Second, realism should replace nostalgia. Europeans should not fool themselves that America’s next president will simply turn the clock back. Instead, to make themselves useful to America, Europeans need to become less dependent on it. For instance, in defence, they have taken only baby steps towards plugging big gaps in their capabilities and avoiding wasteful duplication. Their efforts should extend beyond the eu, whose members after Brexit will account for only 20% of NATO countries’ defence spending.
A more capable Europe would help with the third and biggest change: adjusting to China’s rise. America’s focus will increasingly be on the rival superpower. Already China’s influence is making itself felt on the alliance, from the nuclear balance to the security implications of, say, Germany buying 5g kit from Huawei or Italy getting involved in the infrastructure projects of the Belt and Road Initiative. Yet the allies have barely begun to think seriously about all this. A new paper from the European Commission that sees China as a “systemic rival” is at least a start.
That is fanciful to the point of being delusional. Some changes need to be made but most of them will need to be made by the countries of Europe.
First, NATO is a military alliance—a mutual defense pact.

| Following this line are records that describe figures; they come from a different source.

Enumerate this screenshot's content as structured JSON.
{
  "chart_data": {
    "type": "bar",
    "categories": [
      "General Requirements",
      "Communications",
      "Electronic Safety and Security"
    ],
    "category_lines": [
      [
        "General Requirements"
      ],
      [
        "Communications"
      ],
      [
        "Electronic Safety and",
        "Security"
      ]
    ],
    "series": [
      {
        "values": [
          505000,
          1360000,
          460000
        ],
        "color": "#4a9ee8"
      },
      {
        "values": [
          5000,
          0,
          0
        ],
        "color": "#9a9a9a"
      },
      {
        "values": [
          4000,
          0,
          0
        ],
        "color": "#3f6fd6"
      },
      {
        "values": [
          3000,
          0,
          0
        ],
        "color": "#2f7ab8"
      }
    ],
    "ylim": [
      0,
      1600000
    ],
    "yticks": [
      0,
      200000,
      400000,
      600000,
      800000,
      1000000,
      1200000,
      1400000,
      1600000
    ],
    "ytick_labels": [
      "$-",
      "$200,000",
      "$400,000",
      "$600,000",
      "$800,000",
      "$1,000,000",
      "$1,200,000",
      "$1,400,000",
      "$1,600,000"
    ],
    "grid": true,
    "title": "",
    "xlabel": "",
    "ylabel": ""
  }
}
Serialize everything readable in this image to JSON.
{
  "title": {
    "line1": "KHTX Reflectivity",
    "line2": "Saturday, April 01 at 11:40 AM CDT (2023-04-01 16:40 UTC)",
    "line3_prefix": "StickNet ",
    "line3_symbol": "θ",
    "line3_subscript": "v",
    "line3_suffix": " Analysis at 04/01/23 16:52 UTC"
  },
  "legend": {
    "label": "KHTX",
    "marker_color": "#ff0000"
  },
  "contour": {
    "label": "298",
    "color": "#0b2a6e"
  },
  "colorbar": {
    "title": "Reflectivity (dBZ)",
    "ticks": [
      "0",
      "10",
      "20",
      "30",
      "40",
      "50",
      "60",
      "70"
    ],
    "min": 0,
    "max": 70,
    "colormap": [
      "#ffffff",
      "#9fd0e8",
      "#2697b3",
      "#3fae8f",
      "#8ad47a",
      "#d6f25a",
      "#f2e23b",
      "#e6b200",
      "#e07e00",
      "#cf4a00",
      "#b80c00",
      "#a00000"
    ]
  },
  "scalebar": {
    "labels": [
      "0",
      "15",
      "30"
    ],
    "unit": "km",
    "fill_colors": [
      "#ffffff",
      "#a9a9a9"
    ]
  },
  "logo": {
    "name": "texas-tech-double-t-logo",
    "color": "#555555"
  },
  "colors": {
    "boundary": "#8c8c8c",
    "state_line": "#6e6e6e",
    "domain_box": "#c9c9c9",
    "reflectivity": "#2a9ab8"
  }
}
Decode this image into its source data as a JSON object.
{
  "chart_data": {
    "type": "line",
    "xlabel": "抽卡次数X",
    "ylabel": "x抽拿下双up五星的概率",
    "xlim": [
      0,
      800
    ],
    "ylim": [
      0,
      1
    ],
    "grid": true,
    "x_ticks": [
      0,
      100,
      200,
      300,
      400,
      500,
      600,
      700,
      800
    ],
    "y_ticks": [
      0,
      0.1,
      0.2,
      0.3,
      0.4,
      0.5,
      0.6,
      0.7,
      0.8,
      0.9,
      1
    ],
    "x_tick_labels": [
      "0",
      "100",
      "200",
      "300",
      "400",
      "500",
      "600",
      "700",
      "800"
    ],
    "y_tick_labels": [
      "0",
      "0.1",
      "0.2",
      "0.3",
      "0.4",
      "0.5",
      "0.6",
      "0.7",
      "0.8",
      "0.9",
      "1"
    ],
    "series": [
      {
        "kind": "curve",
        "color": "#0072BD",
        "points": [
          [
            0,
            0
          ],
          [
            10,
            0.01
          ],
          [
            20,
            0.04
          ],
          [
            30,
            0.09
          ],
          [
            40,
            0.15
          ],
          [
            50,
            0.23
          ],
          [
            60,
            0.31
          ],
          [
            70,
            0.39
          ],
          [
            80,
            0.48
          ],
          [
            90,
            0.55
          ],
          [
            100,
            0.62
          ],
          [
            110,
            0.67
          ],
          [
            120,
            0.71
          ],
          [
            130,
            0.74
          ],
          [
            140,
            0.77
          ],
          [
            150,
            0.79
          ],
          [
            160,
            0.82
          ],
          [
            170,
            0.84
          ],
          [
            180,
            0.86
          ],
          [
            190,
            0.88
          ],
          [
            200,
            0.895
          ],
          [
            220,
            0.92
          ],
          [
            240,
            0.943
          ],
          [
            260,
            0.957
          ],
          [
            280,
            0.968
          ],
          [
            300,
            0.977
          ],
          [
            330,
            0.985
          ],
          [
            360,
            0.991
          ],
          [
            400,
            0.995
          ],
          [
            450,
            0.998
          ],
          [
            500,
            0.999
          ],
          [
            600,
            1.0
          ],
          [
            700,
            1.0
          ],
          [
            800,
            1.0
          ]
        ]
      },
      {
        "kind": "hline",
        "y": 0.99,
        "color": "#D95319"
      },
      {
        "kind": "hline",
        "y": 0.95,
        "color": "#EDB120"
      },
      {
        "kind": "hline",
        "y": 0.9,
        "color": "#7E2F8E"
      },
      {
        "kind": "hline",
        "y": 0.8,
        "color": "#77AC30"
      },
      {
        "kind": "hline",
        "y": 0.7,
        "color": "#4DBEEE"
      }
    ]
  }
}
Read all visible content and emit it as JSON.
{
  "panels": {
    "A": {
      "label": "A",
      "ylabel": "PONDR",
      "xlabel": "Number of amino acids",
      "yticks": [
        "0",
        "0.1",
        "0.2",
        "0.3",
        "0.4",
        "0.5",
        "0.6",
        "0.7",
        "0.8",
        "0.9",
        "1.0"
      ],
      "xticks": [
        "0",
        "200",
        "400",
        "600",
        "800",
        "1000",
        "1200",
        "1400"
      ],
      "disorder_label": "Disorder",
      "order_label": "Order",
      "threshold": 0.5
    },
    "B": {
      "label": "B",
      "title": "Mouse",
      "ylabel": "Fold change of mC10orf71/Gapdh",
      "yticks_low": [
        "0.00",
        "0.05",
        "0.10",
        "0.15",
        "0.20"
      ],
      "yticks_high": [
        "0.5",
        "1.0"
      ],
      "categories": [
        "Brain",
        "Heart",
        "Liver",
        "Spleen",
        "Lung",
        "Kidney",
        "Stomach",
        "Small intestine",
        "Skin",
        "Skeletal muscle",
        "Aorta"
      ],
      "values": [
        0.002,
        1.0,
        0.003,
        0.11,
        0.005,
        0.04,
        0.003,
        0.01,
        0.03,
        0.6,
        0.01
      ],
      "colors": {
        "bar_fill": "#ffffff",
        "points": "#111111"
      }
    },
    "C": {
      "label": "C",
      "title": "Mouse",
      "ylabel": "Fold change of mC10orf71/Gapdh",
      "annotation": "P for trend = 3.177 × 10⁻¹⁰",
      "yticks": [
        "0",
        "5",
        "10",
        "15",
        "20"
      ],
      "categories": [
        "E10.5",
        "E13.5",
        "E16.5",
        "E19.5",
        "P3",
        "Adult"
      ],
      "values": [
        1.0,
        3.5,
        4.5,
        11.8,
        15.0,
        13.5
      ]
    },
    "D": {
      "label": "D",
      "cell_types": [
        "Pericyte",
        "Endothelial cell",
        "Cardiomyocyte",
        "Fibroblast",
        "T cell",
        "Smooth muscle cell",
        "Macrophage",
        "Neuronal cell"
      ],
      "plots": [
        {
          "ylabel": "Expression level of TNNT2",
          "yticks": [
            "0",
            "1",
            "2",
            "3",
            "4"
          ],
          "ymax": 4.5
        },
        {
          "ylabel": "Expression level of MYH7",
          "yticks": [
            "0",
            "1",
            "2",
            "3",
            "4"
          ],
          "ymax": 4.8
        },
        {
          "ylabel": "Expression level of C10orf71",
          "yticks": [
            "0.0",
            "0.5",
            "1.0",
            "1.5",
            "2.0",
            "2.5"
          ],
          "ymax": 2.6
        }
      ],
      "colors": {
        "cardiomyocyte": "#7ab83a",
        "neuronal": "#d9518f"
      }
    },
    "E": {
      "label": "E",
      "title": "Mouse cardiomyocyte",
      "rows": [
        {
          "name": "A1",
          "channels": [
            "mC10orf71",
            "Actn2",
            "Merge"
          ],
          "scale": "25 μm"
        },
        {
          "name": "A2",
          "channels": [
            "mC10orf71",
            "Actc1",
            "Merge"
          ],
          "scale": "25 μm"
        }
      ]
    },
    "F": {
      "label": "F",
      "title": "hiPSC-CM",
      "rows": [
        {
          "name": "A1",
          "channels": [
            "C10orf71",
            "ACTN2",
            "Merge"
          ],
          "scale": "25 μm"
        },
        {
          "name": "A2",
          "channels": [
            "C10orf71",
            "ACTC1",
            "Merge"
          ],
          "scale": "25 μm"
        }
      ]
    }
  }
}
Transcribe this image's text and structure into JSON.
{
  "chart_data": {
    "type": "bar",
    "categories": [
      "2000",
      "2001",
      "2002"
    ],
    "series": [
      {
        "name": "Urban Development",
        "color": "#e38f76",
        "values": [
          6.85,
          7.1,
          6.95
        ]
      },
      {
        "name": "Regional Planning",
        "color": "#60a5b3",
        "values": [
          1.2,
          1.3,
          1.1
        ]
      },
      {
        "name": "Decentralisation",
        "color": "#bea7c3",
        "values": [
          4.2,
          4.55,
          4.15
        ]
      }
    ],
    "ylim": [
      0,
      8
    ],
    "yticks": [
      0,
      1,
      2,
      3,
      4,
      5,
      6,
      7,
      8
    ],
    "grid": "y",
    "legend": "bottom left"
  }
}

At present the defense of the “new” NATO countries—those that have become members since the original 12 members—is completely dependent on U. S. deterrence. That must end. That means that the European countries need to be able to defend Estonia, Latvia, and so on, soon to include Macedonia, from a land attack until the United States could arrive in force. We’re not going to maintain a million more soldiers in Europe. I would assume that would require the European countries to hold out for at least a week and probably more like a month. I feel confident in saying that would require them to spend more than 1.3% of GDP on defense. How much would it take? It might require them to spend a lot more than 2% until their militaries are up to the level that decades of inattention have produced.
Second, U. S. needs are different from European needs. As just two examples we’re not an ethnic country and we have a 1,500 mile land border with a country a quarter of ours. Our population is extremely diverse. Not only do we have more people of European descent than most European countries, we have more people of sub-Saharan African descent than most African countries do, and more people of Hispanic descent than most Latin American countries do. Neither we nor they should assess our performance by European standards.
Third, the biggest threat to NATO continued existence isn’t the U. S. It isn’t even Russia or China. It’s Germany. Example: the U. S. didn’t cause a flood of migrants from Turkey into Europe. Germany did.